他长长地吐出一口带着血腥味的浊气,手指颤抖着收回,整个人仿佛虚脱一般,向前软倒。
对面的流衍几乎在同一时间睁开了眼睛,虽然脸色依旧苍白,但眉宇间那层灰败的死气已然消散,眼神也清明了许多。他眼疾手快,在云实倒下之前,伸出手臂,堪堪扶住了他倾倒的上身。
云实额头抵在流衍没受伤的那侧肩窝,喘着粗气,浑身都被冷汗浸透,连抬手指的力气都没有了。
“够了……先到这里……”流衍低声道,声音虽然依旧沙哑,却比之前多了些中气。他能感觉到自己体内那令人绝望的枯竭和混乱被暂时遏制住了,虽然距离恢复还差得远,但至少不再继续恶化,甚至有了一丝微弱的向好趋势。这已是远超预期的结果。
他自己也疲惫不堪,心神和身体都到了极限。扶着云实,两人维持着这个有些别扭的姿势,谁也没有力气动弹,就这么静静靠着。
晨光越来越亮,透过窗棂,在简陋的床铺上投下斑驳的光影。

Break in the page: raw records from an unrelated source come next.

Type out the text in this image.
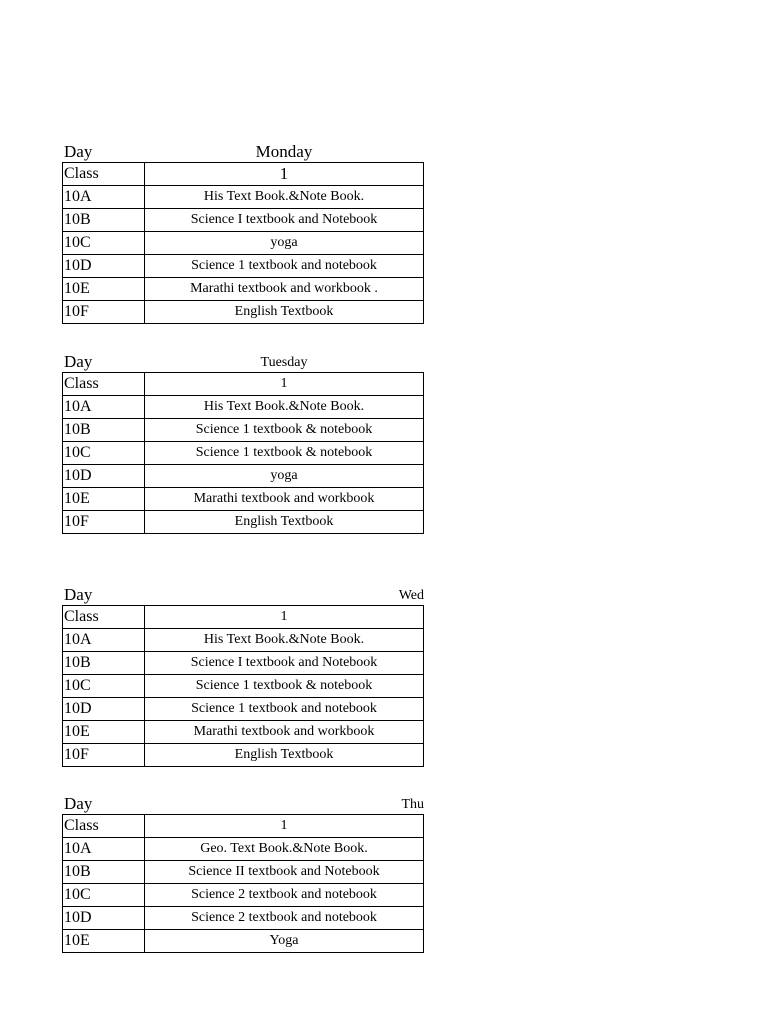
Day	Monday
Class	1
10A	His Text Book.&Note Book.
10B	Science I textbook and Notebook
10C	yoga
10D	Science 1 textbook and notebook
10E	Marathi textbook and workbook .
10F	English Textbook
Day	Tuesday
Class	1
10A	His Text Book.&Note Book.
10B	Science 1 textbook & notebook
10C	Science 1 textbook & notebook
10D	yoga
10E	Marathi textbook and workbook
10F	English Textbook
Day	Wed
Class	1
10A	His Text Book.&Note Book.
10B	Science I textbook and Notebook
10C	Science 1 textbook & notebook
10D	Science 1 textbook and notebook
10E	Marathi textbook and workbook
10F	English Textbook
Day	Thu
Class	1
10A	Geo. Text Book.&Note Book.
10B	Science II textbook and Notebook
10C	Science 2 textbook and notebook
10D	Science 2 textbook and notebook
10E	Yoga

空气中漂浮着微尘,还有两人身上散发的、汗水混合着药味和尘土的气息。
不知过了多久,或许是紧绷的神经一旦松懈,困意便如潮水般涌来。流衍感觉到靠在自己身上的云实呼吸逐渐变得绵长均匀——他竟然就这么累得睡着了。而他自己,重伤初稳,心神耗费巨大,在这难得的、暂时安全的宁静中,浓重的疲惫也终于彻底吞噬了意识。
他小心翼翼地调整了一下姿势,让云实能靠得更舒服些,自己也放松了紧绷的脊背,向后靠在墙壁上。眼皮越来越沉,最终,他也在这片安静的晨光里,陷入了深沉的睡眠。